Modelling Simplifications

These changes were aimed at simplifying the checklist by avoiding exhaustive lists of categories for aspects such as Factors or Environment parameters. Given the broad scope of MIAPPE, the categories that make sense in one experimental setting may not make sense in another, so it is impossible to enforce mandatory fields of these types. Furthermore, it would be virtually impossible to be fully exhaustive, and thus it is best to give the users some flexibility. As such, we opted for a streamlined common representation under which any category from an exhaustive list can be provided by the users when appropriate in their particular experiments. The aspects for which this type of simplification was made were:

  1. Experimental Factor, which is described using three fields: Experimental Factor type (or name), a Experimental Factor description (elaborating on the specific applications and details in free text), and Experimental Factor values (a list of all different modalities for this specific factor). The list of possible factor types is to be supplied as an appendix to the MIAPPE checklist.
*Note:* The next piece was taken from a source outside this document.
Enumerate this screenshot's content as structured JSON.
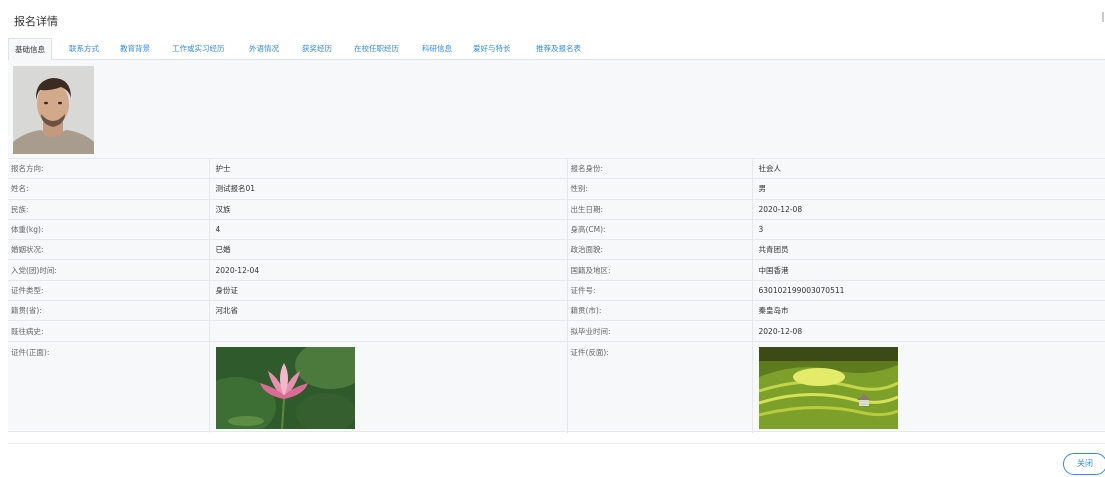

  2. Environment, which is described using two fields: Environment parameter name and Environment parameter value. This section supports the description of environmental conditions that were constant throughout the Study. Environment parameters that were actively measured during the experiment should be recorded as Observed variables. As in the case of Factors, a list of possible Environment parameters is to be supplied as an appendix to the MIAPPE checklist in order to guide users.

  3. Samples, in which a number of fields describing sample conservation conditions (e.g. salinity, oxygenation, storage temperature) have been condensed into a single, free-text field, Sample description.